If Jala isn't homophobic (based on what you've observed with her family friend), then maybe she's upset over the perceived abruptness of the switch from heterosexual to homosexual. I mean, you had a boyfriend and never said anything about being a lesbian before (maybe you never even told Jala you were uncertain about your sexuality). Suddenly, you're telling Jala you're not what she thought you were, you're breaking up with your boyfriend (which was probably difficult for the both of you), and Jala may feel that it's all "wrong," because it doesn't "fit" with what she's always thought was "right." In her mind, it may seem "right" for you to stop "lying" about your sexuality and get back together with your boyfriend, so that everything can be "normal" and everyone can be "happy" again.

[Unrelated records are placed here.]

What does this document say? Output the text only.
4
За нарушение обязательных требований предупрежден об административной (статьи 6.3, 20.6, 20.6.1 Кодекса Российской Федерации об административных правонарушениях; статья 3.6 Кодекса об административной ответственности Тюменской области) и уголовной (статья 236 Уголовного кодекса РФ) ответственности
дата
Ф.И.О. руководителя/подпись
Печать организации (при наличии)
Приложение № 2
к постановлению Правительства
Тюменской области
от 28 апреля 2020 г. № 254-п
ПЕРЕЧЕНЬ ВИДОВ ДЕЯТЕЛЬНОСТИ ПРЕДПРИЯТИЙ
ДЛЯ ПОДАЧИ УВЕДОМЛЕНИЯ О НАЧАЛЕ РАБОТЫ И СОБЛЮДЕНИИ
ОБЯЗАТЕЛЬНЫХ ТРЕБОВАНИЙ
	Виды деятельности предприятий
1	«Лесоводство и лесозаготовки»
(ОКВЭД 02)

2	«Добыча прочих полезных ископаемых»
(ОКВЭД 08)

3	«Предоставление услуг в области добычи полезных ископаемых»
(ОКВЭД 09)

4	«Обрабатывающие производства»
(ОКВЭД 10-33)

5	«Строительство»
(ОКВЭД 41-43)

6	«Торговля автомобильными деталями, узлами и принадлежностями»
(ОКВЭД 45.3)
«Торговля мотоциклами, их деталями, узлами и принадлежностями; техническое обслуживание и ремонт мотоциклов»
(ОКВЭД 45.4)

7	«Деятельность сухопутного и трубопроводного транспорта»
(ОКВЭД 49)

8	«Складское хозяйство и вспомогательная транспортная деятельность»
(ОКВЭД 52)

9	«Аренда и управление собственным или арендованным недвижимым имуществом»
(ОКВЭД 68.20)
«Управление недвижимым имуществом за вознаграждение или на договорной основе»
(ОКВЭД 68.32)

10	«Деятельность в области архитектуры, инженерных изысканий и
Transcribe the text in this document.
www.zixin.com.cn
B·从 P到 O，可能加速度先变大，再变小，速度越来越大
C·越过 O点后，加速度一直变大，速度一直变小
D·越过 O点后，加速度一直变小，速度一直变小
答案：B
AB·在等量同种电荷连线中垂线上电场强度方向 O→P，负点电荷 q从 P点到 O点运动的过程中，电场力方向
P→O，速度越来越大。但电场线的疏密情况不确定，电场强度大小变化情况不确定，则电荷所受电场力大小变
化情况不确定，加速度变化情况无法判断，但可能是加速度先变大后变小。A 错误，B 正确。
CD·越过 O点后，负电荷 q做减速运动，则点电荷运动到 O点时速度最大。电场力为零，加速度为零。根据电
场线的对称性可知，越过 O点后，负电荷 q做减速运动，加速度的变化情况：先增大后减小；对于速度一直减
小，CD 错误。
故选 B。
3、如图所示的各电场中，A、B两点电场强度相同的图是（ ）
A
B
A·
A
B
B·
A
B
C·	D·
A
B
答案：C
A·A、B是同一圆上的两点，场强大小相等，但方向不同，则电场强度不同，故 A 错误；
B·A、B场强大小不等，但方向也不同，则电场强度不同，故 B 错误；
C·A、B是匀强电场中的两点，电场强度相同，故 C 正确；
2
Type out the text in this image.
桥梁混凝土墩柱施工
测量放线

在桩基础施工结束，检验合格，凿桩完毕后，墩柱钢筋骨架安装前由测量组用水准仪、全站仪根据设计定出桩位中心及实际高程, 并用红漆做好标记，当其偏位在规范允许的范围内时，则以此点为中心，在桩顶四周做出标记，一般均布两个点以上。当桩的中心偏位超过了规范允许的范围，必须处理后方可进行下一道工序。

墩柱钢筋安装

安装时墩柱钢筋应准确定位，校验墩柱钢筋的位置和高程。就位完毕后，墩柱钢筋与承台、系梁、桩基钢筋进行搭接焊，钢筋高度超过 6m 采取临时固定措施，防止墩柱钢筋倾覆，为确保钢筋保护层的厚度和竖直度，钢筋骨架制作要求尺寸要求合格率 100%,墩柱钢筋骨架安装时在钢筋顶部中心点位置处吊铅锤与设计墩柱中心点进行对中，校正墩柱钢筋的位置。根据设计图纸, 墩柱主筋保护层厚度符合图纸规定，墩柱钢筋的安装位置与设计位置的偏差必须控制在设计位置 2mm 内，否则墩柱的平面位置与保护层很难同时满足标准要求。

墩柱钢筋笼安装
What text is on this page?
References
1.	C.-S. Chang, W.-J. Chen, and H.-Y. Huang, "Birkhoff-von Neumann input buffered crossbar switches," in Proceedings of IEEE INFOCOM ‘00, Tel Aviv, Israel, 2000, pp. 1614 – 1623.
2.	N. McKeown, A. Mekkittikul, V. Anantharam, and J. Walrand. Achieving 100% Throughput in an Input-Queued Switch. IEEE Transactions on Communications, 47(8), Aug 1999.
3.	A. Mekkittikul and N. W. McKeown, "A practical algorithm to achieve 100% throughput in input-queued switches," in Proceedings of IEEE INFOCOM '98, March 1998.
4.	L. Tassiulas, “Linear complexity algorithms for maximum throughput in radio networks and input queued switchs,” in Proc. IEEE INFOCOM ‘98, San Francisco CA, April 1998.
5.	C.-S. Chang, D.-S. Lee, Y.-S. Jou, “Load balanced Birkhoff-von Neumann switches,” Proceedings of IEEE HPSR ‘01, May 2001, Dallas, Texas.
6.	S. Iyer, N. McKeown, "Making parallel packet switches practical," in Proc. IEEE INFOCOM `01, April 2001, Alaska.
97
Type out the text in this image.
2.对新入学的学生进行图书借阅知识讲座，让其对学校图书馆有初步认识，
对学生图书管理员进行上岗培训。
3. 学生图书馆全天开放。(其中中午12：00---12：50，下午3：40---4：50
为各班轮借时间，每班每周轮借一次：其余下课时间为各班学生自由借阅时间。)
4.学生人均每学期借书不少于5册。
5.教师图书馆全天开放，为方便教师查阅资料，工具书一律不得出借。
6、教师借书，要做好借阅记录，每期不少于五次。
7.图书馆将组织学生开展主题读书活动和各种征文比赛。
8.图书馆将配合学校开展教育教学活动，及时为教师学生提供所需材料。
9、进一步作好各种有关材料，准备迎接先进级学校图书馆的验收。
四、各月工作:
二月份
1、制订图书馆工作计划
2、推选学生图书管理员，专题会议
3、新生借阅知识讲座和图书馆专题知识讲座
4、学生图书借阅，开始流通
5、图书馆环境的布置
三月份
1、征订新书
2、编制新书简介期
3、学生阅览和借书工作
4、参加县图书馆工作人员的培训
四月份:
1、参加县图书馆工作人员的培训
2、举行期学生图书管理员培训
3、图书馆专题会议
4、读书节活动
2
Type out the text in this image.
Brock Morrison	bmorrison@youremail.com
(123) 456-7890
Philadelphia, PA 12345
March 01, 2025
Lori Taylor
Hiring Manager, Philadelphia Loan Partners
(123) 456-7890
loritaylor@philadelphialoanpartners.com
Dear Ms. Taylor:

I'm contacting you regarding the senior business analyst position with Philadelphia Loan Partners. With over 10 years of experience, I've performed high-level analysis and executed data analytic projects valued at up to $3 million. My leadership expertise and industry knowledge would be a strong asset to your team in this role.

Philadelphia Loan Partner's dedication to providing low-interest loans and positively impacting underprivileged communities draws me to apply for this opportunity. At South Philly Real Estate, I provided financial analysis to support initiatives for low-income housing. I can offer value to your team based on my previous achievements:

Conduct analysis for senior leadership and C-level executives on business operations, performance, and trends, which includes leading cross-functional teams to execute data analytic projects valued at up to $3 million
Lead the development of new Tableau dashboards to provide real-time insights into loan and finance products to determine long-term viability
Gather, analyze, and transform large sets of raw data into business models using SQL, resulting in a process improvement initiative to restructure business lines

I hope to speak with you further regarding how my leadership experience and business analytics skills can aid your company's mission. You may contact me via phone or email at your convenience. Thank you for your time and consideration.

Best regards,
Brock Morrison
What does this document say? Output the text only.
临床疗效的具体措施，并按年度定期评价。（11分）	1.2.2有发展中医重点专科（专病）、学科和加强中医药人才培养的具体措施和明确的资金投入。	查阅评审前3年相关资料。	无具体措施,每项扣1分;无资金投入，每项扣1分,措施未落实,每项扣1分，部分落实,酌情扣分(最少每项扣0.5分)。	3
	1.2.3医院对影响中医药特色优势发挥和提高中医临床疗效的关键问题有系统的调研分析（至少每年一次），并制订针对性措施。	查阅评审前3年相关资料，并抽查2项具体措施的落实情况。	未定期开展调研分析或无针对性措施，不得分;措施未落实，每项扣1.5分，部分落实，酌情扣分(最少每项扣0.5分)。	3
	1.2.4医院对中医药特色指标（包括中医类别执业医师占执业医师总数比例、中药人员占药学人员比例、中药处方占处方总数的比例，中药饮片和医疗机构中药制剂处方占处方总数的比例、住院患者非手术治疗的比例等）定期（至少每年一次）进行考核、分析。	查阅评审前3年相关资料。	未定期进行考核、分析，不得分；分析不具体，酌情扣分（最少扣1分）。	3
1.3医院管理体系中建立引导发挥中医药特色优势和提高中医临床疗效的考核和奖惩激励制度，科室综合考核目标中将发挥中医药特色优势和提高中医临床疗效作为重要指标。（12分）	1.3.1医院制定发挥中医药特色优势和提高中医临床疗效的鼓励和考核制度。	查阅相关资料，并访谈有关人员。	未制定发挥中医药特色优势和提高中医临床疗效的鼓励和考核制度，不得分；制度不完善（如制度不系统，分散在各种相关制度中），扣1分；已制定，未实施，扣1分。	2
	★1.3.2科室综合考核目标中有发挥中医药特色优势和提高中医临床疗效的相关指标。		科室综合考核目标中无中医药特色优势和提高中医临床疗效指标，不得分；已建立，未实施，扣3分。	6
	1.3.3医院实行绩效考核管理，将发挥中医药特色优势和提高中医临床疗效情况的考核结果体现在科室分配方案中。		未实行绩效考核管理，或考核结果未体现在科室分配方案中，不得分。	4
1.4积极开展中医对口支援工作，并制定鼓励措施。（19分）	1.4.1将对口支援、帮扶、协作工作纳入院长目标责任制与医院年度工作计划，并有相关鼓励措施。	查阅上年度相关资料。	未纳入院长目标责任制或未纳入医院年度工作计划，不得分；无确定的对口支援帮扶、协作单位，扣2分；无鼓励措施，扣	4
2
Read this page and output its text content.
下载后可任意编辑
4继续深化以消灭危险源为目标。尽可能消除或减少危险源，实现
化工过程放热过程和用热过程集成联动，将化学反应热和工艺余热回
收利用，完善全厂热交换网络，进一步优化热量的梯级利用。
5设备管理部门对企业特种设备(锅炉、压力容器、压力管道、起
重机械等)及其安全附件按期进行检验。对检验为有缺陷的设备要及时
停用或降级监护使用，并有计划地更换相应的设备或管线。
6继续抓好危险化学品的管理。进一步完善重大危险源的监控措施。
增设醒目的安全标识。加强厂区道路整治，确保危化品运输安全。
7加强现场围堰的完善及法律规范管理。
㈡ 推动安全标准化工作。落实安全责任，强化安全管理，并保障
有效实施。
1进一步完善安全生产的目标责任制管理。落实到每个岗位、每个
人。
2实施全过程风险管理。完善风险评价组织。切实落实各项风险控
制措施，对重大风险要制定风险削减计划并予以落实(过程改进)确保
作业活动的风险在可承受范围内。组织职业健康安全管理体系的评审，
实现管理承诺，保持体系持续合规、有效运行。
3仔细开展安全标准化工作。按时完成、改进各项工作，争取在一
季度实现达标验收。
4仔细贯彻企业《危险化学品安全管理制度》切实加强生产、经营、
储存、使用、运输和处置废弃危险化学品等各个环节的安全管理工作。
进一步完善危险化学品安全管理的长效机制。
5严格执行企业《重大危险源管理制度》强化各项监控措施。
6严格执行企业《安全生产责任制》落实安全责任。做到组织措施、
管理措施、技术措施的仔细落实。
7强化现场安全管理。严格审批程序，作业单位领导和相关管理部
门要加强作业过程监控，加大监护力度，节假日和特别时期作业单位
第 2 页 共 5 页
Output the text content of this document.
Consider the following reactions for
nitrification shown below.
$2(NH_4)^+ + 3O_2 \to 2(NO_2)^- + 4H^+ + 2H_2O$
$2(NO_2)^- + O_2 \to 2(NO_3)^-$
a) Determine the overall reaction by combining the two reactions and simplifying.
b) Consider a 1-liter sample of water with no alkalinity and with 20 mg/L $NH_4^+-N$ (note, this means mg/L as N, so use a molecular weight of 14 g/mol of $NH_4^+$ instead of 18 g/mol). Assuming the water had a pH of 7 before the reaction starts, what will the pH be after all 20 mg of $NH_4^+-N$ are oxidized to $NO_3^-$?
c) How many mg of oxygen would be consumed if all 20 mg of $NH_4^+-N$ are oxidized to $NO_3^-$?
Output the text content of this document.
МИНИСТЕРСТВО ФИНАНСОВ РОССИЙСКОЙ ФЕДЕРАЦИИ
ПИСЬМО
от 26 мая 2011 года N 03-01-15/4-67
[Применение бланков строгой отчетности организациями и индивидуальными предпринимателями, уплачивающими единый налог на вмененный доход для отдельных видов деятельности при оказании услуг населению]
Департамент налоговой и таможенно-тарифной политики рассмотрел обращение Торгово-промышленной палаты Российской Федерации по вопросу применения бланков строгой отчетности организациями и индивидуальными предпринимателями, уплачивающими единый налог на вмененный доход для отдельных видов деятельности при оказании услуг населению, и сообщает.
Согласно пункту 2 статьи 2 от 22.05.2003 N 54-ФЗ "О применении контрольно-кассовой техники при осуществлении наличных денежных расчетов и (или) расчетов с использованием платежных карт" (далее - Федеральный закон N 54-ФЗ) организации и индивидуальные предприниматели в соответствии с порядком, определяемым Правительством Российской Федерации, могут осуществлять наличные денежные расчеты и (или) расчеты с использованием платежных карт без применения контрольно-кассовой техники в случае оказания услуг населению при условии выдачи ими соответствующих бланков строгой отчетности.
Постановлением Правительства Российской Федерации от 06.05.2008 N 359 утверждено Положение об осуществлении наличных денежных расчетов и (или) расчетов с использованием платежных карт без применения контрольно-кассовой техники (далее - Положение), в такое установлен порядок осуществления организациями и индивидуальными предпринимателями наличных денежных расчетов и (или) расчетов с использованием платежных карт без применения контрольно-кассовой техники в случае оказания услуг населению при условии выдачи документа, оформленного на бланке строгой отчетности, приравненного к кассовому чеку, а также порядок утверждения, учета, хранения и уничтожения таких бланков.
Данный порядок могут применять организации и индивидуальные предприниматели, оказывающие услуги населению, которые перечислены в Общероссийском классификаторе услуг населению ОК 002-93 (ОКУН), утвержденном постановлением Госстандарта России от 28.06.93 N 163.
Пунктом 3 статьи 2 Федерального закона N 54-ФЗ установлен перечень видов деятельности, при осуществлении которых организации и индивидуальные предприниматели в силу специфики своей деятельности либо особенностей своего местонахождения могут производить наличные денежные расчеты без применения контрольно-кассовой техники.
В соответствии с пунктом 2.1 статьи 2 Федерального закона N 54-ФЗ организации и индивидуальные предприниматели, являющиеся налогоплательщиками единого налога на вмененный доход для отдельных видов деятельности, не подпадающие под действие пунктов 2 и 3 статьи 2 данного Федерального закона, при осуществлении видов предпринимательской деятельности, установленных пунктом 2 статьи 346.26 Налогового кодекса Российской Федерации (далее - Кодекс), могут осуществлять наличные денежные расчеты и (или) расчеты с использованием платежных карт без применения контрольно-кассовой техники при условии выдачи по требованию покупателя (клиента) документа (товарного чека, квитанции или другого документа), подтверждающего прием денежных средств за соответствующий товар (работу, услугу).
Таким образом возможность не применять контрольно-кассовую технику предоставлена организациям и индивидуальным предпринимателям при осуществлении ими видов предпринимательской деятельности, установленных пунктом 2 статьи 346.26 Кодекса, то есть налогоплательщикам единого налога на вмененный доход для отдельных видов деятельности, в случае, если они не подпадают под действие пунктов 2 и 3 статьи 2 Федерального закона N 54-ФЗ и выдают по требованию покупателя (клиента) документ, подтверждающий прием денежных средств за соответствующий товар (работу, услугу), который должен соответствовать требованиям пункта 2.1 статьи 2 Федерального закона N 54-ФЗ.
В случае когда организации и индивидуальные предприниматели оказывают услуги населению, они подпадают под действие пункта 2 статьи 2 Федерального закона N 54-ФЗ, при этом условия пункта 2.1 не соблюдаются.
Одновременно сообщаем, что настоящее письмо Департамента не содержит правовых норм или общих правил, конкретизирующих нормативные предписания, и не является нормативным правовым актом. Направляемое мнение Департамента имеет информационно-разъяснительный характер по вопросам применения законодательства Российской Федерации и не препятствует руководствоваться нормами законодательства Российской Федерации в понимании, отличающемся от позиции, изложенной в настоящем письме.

Who diagnosed you with paranoia and depression? Was it a psychological professional (or someone who is qualified to diagnose people with mental illnesses)? Discovering someone has a mental illness can be just as shocking as discovering someone's true sexual identity. It may be harder for your friends to adjust to the news about your mental illnesses because it's following so closely with the announcement of your being a lesbian. You're asking your friends to process a lot of new (and shocking) information in a relatively short period of time, so it's understandable they would have a difficult time coping with it. Unfortunately, sometimes people cope with difficult information by avoiding it - and that's led to them avoiding you, which isn't right.

I feel your best approach would be to pull each friend aside and talk to them one-on-one, starting with the friend you feel closest to and ending with Jala. Instead of accusing them of abandoning you, ask how they're coping with all this new information. Ask if they have any questions, and if there is anything you can do to help them feel more comfortable around you. Hopefully, reaching out to them in that way will allow your friends to slowly start treating you "normally" again. Jala may not want to have this conversation with you, but at least you can get everyone else (or a few close friends) to realize how they've been hurting you, and give them a chance to make things right with you again.